An extension of this finance strategy combines the sale of assets (an internal source of finance) with leasing. This is known as sale and leaseback. This financial strategy involves a business divesting its tangible non-current assets (by selling the assets) and subsequently entering into a lease agreement to regain access to and use of same assets. Sale and leaseback gives the business immediate liquidity without losing the asset (although ownership of the asset changes).

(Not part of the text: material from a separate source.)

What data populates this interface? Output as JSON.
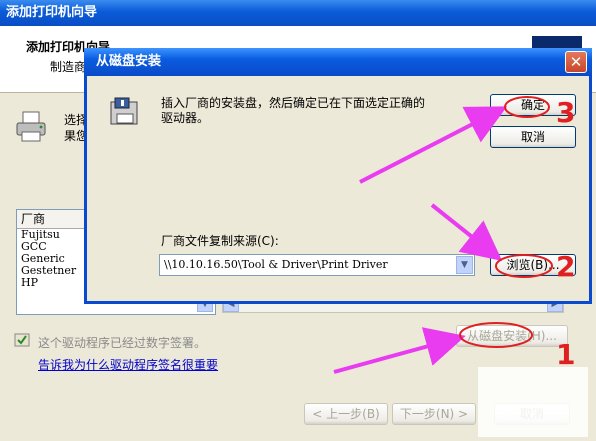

A common example of sale and leaseback is the airline industry. Airlines often own a fleet of aircraft, which are highly expensive non-current assets. During times of financial need, such as a global financial crisis or the COVID-19 era, an airline company might engage in a sale and leaseback arrangement. This would involve the airline company selling its aircraft to a leasing company (such as Avolon, a leading global aviation finance company,) and then lease them back straight away. This provides an immediate injection of cash for the airline company, which can be used for various purposes such as debt repayments or upgrading its management information systems.
Another example is the retail sector where retail chains may own their own stores (properties). Again, during times when the retail chains face a liquidity crisis so need to raise finance, they might opt for a sale and leaseback strategy. The retailers would sell their properties to an investor and simultaneously lease them back to maintain their business operations. As with all leasing arrangements, there is a need to negotiate favourable lease terms and conditions, as well as the long-term considerations and costs associated with leasing.